Key words
multiple sclerosis - artificial intelligence - MR-imaging - radiomics - segmentation
Introduction
Multiple sclerosis (MS) is a neurological disease characterized by autoimmune-mediated
episodes in many patients, particularly in the early stages of the disease [1]. MRI examinations reveal corresponding parenchyma lesions of the central nervous
system. On the one hand, this means that imaging plays an important role in the diagnosis
according to the current McDonald criteria [2], and on the other hand, imaging of inflammatory lesions allows the progression of
the disease activity to be observed. In addition to lesion diagnosis, other MRI parameters
such as atrophy rates [3] are increasingly used to characterize the course of the disease. Accordingly, MRI
examinations have been established as an important tool for monitoring the effectiveness
of immunomodulatory therapy. Imaging evidence of disease activity opens up the possibility
of a change in therapy even before clinically detectable deterioration [4].
The evaluation of MRI imaging in MS is therefore a very common task in the (neuro)radiological
routine.

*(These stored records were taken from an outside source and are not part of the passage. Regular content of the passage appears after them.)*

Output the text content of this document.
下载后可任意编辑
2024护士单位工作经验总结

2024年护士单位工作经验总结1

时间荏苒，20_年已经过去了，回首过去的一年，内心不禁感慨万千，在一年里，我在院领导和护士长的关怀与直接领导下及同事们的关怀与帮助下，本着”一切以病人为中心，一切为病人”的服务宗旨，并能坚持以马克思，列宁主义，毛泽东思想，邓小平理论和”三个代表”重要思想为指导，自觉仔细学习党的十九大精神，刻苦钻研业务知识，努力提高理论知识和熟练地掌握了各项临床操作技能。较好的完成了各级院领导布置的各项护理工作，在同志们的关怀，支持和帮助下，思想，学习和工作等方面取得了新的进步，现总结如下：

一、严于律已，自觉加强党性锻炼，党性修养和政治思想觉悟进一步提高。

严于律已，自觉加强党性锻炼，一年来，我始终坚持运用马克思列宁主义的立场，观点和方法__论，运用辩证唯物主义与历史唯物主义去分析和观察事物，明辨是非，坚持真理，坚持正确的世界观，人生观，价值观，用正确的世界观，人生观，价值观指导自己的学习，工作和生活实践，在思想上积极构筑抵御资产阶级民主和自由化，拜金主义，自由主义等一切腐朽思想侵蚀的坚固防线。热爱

The questions relevant for monitoring the course of the disease are clearly
defined (How has the lesion burden developed? Are there signs of increasing atrophy?),
and codified accordingly in the NEDA criteria (No Evidence of Disease Activity) [3]. As a result of this standardization as well as the high quantity of MRI data sets
collected, MS has become one of the pathologies for which computer-assisted evaluation
of imaging is increasingly important. With the growing popularity of deep learning
[5] and a generally expanded interest in artificial intelligence (AI), this development
has further accelerated.
The aim of this study is to provide an overview of recently published examples of
the application of computer algorithms in the context of MS imaging. The main focus
is on studies from the field of AI [6].
Technical Background
Conventional CAD (computer-aided diagnosis) applications employ an algorithm programmed
explicitly with expert knowledge in order to solve a specific problem. In contrast,
machine learning provides a rough architecture of the algorithm, but the exact design
is “learned” from it. This requires training data which are used to gradually configure
the parameters of the algorithm. With respect to this review article, three types
of machine learning algorithms are of particular importance: support-vector machines,
random forest models and artificial neural networks.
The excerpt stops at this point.